Vor allem in der gymnasialen Oberstufe sind die KollegInnen und SchülerInnen sehr verunsichert, sitzt uns/ihnen doch die Abiturprüfungsordnung und der Ablaufplan der Abiturprüfungen im Nacken.

Ende der Woche konkretisiert sich dann: KEINE Klausuren in der EF und der Q1 bis auf weiteres! Ich dachte, dass das sowohl für die Gesamtschulen als auch für die Gymnasien gelten würde, werde aber bereits wenige Tage später eines Besseren belehrt.

Es kommen immer mehr Mails zum weiteren Verlauf des Lockdowns. Es wird an einem Plan für die Notbetreuung der SchülerInnen gearbeitet, deren Eltern selbst in „systemrelevanten“ Berufen arbeiten: PflegerInnen, ÄrztInnen, KassiererInnen, VerkäuferInnen in Supermärkten und Lebensmittelgeschäften, OptikerInnen, PhysiotherapeutInnen etc.

Ich lerne hierbei zwei Dinge: Was ist Systemrelevanz? Wer ist systemrelevant? Und wie gehen wir mit den Antworten auf diese Frage um?

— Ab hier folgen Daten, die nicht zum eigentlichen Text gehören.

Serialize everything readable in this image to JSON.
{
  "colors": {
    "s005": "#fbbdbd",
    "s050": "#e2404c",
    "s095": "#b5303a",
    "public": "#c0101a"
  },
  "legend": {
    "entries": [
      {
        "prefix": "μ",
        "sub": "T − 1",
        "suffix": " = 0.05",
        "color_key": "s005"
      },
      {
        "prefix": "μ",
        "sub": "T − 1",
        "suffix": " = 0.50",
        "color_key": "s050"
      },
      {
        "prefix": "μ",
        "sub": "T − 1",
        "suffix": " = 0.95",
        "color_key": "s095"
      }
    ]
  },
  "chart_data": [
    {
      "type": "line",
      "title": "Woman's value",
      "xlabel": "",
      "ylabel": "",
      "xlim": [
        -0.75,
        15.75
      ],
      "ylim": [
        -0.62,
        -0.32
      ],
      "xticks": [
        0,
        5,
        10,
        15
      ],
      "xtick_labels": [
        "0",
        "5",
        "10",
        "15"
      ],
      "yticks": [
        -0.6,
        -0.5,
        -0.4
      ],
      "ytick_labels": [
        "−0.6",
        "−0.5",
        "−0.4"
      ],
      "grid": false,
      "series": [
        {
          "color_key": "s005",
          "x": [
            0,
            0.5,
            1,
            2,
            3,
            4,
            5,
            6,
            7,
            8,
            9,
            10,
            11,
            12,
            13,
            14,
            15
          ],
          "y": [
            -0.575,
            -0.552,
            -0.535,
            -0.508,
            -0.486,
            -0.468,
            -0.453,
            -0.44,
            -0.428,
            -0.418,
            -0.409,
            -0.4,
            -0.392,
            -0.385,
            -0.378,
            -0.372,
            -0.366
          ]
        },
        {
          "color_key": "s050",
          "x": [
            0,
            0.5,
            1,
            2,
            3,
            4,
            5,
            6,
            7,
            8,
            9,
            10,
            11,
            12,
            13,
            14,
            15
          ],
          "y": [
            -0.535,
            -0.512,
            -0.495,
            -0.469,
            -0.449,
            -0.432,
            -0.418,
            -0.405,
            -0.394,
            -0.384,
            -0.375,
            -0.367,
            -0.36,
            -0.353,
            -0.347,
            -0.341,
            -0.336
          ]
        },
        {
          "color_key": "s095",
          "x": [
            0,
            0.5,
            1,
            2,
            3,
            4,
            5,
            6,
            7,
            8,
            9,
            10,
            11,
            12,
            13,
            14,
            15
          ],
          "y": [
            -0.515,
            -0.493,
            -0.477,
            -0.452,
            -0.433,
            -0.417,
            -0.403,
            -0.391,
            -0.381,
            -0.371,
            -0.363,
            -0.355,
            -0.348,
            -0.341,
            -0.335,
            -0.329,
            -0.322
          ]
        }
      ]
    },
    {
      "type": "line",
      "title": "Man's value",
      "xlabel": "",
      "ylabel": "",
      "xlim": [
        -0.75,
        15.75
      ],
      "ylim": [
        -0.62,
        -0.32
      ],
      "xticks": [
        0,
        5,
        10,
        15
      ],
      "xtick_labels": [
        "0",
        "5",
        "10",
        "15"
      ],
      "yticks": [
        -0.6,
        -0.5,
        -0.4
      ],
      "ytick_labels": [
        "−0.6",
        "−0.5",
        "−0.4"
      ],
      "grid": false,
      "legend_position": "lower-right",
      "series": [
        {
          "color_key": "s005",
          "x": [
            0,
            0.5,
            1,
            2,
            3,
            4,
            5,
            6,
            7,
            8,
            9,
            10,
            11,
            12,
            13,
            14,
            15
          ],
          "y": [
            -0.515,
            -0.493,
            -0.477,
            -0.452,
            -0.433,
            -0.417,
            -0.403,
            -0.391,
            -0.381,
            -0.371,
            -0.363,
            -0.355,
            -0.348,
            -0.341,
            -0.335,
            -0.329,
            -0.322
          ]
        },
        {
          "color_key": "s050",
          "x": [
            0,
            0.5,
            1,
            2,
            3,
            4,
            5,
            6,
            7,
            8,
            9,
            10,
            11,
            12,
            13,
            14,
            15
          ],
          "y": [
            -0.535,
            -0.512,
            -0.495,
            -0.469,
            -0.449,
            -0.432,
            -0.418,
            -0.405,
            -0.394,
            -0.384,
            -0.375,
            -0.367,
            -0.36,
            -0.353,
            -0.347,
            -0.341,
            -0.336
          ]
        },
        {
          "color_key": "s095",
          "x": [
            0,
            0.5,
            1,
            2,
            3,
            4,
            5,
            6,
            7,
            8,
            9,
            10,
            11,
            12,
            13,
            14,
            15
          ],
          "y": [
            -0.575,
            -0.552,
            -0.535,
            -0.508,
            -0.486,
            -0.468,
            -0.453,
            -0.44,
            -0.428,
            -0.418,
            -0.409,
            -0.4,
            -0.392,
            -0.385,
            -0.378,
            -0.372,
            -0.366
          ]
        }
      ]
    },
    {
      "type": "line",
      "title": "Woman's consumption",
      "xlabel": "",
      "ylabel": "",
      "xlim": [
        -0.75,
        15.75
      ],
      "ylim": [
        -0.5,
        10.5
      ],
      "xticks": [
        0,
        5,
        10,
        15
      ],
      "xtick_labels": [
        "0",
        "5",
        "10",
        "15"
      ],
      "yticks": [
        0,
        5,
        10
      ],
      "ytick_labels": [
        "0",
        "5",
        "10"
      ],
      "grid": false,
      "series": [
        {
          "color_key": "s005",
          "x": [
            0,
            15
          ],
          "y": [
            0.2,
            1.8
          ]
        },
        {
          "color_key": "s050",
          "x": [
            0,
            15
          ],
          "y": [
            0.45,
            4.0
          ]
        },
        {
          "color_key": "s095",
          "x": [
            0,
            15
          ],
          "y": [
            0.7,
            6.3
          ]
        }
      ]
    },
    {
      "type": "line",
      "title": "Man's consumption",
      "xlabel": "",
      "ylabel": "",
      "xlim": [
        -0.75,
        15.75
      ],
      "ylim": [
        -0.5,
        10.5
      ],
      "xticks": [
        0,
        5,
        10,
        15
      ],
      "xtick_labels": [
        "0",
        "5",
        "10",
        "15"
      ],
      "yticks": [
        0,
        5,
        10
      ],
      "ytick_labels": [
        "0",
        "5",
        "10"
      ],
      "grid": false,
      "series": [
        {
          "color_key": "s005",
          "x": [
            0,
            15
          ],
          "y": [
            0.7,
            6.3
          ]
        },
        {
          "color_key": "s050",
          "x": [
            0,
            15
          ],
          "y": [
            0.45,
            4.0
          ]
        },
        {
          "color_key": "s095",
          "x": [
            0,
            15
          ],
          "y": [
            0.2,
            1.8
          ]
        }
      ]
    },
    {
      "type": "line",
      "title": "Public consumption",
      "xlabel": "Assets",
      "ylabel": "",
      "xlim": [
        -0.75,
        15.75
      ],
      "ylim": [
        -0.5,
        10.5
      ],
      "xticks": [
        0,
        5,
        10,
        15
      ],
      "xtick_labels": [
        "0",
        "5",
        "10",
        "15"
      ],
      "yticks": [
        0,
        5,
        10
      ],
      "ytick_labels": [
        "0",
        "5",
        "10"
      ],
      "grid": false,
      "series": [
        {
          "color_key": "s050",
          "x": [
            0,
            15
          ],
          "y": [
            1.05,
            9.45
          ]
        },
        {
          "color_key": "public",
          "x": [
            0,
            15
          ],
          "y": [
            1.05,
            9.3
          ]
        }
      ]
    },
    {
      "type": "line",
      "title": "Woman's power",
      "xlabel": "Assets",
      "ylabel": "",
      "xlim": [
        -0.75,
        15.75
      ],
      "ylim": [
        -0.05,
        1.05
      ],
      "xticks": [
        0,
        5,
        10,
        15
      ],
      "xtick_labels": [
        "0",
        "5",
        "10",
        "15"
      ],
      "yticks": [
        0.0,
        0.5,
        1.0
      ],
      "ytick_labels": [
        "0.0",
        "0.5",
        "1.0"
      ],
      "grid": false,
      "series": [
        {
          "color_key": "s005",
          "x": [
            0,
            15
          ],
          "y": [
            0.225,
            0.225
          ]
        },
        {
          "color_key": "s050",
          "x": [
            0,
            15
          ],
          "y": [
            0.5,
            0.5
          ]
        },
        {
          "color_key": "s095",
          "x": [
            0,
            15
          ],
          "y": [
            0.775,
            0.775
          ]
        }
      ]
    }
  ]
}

Meine Berufstätigkeit ist offensichtlich systemrelevant, diejenige meines Mannes (Betriebswirt und im Vertrieb eines Unternehmens tätig, das Arbeitsplatten und Fliesen aus gesinterten Steinen anfertigt und vertreibt) nicht! Diejenige meiner Nachbarin (Leiterin einer Kita) ist es, diejenige ihres Mannes (Bundespolizist derzeit im Kurzurlaub von einem Auslandseinsatz in Afghanistan zu Hause) ist es auch, diejenige meines ältesten Sohnes (Berufsausbildung zum Groß- und Außenhandelskaufmann bei einem spanischen Hersteller für Arbeitsschutz in der benachbarten Metropole) ist es offensichtlich auch, diejenige meines jüngsten Sohnes (Student der Germanistik und Geografie) in der ältesten Stadt Deutschlands ist es offensichtlich nicht!

 

Er sollte jetzt eigentlich an meiner Schule ein dreiwöchiges Eignungs- und Orientierungssemester durchführen, worauf wir beide uns sehr gefreut hatten. Durch die Schulschließung wurde daraus leider nichts!

Doch was ist Systemrelevanz? Bei „Google” finde ich folgende Definition: „Unternehmen, kritische Infrastrukturen oder Berufe werden als systemrelevant bezeichnet, die eine derart bedeutende Rolle in einem Staat spielen, dass ihre Insolvenz- oder Systemrisiken nicht hingenommen werden können oder ihre Dienstleistung besonders geschützt werden muss.”

Viele KollegInnen stellen jetzt auch in ihrem eigenen familiären Umfeld den Unterschied zwischen systemrelevant und NICHT systemrelevant fest und sehen sich plötzlich in der Situation, selbst ihre Kinder betreuen und beim Homeschooling begleiten zu müssen.